Monroe Tavern, Lexington, Massachusetts.
He was executed in December and behaved with great propriety and sobriety. He showed neither cant, levity, nor bravado. He prayed silently just before his death, professed penitence, and went to the gallows with composure. He arranged his dress and hair carefully before a glass, showed a kind disposition to all, and finally gave the signal himself for the drop. A tall and handsome scamp, with piercing blue eyes and fine complexion, his marked intelligence and sweetness of expression made him most attractive. His frame was perfect in symmetry, and he was wonderful in his strength and endurance—truly an ideal highwayman; it must have been a pleasure to meet him.
Thus it is very evident that neither highway robbery nor highwaymen thrived in America. They mended their ways very promptly—and apparently they wanted to. A very striking example of this is in the American career of Captain Thunderbolt, the friend and teacher of Mike Martin. When he set foot on American soil, he tamely abandoned all his old picturesque wicked ways. He settled first in Dummerston, Vermont, where he taught school and passed his leisure hours in seclusion and study. He then set up as a physician, in Newfane, Vermont, calling himself Dr. Wilson, and he moved from thence to Brattleboro, where his house stood on the present site of the railroad station. He married the daughter of a prominent Brattleboro farmer, but was too stern and reserved to prove a good American husband. He lived to be about sixty-five years old, and had a good and lucrative professional practice.
I know two authentic cases of highway robbery of stage-coaches in New England; one was from the driver, of a large sum of money which had been entrusted to him. It was his wife who stole it. She was not prosecuted, for she returned the money, and it was believed she would not have taken it from any one else. The other theft was that of a bonnet. Just as a stage was to start off from a tavern door, a woman jumped on the step, seized the bonnet of a woman passenger, tore it from her head, and made off with it before the outraged traveller’s shrieks could reach the driver and stop the coach; and—as the chronicler solemnly recounted to me—the robber was never heard of more. These two highwaywomen have the honors of the road.
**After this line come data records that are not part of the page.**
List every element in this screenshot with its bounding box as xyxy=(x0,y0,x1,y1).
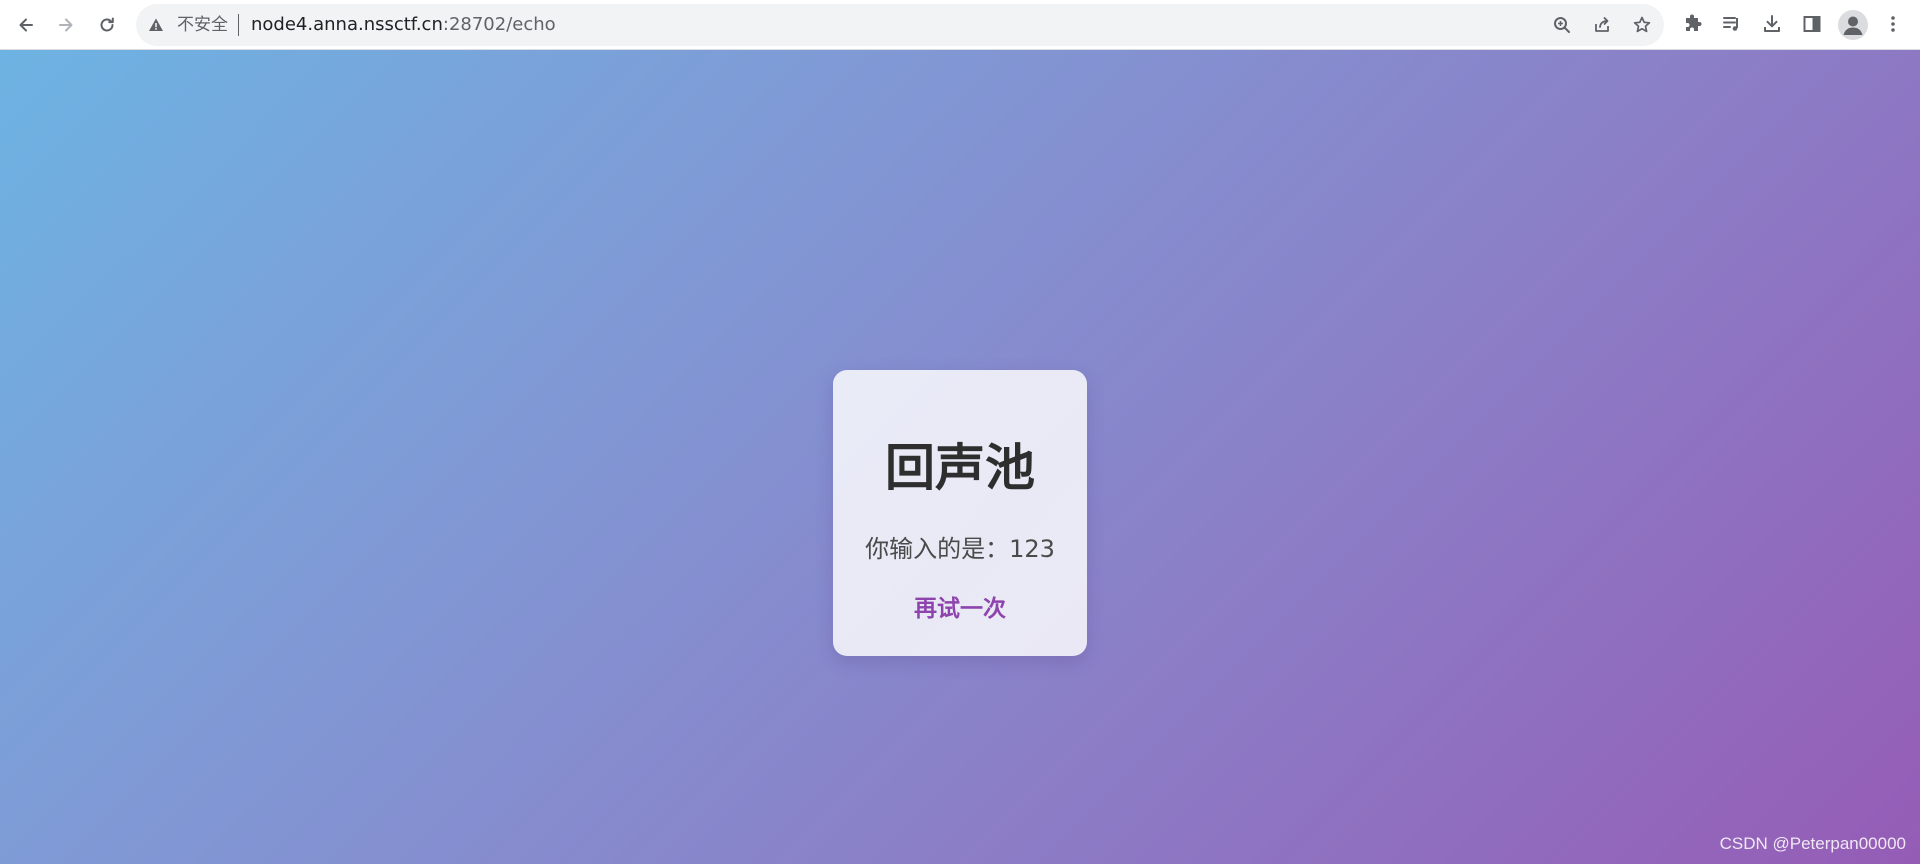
retry-link[interactable]: 再试一次 xyxy=(833,594,1087,624)
media-playlist-icon[interactable] xyxy=(1721,13,1743,35)
back-button[interactable] xyxy=(10,9,42,41)
profile-silhouette-icon xyxy=(1843,16,1863,35)
security-status[interactable]: 不安全 xyxy=(177,15,228,35)
browser-toolbar: 不安全 node4.anna.nssctf.cn:28702/echo xyxy=(0,0,1920,50)
address-bar[interactable]: 不安全 node4.anna.nssctf.cn:28702/echo xyxy=(136,4,1664,46)
page-title: 回声池 xyxy=(885,439,1035,497)
puzzle-icon[interactable] xyxy=(1682,13,1704,35)
star-icon[interactable] xyxy=(1632,15,1652,35)
side-panel-icon[interactable] xyxy=(1801,13,1823,35)
watermark: CSDN @Peterpan00000 xyxy=(1719,834,1906,853)
url-text[interactable]: node4.anna.nssctf.cn:28702/echo xyxy=(251,15,556,35)
reload-icon xyxy=(100,17,114,32)
kebab-menu-icon[interactable] xyxy=(1882,13,1904,35)
reload-button[interactable] xyxy=(91,9,123,41)
echo-message: 你输入的是：123 xyxy=(865,535,1055,563)
echo-card: 回声池 你输入的是：123 再试一次 xyxy=(833,370,1087,656)
warning-icon[interactable] xyxy=(148,17,164,33)
url-path: :28702/echo xyxy=(442,14,556,35)
zoom-icon[interactable] xyxy=(1552,15,1572,35)
url-host: node4.anna.nssctf.cn xyxy=(251,14,443,35)
download-icon[interactable] xyxy=(1761,13,1783,35)
back-arrow-icon xyxy=(19,18,33,32)
share-icon[interactable] xyxy=(1592,15,1612,35)
omnibox-divider xyxy=(238,14,239,36)
forward-button[interactable] xyxy=(50,9,82,41)
avatar-icon[interactable] xyxy=(1838,10,1868,40)
page-viewport: 回声池 你输入的是：123 再试一次 CSDN @Peterpan00000 xyxy=(0,50,1920,864)
forward-arrow-icon xyxy=(59,18,73,32)
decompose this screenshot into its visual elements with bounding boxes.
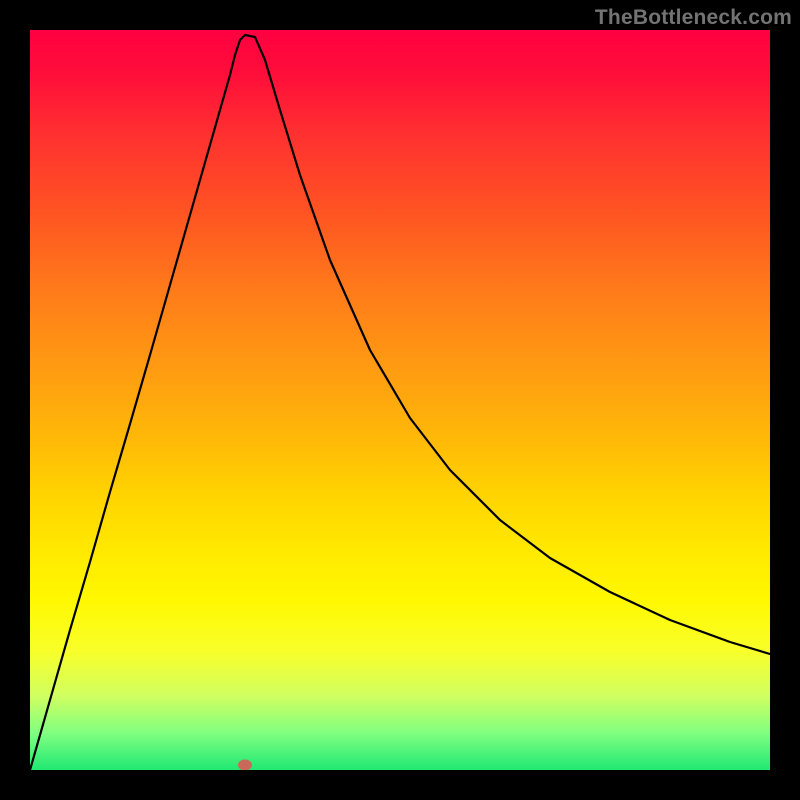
chart-frame: TheBottleneck.com [0, 0, 800, 800]
plot-area [30, 30, 770, 770]
optimum-marker [238, 760, 252, 771]
source-credit: TheBottleneck.com [595, 6, 792, 30]
bottleneck-curve [30, 30, 770, 770]
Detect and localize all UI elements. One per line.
It may be deemed somewhat grandiloquent to term to-day this theft of a bonnet “highway robbery”; but I can assure you a fine bonnet was a most respected belonging in olden times, and if of real Dunstable or fine Leghorn straw and trimmed with real ostrich plumes it might be also a costly belonging, and to steal it was no light matter—indeed it was a hanging matter. For in Boston, when John Hancock was governor, a woman was hanged for snatching a bonnet from another’s head and running off with it.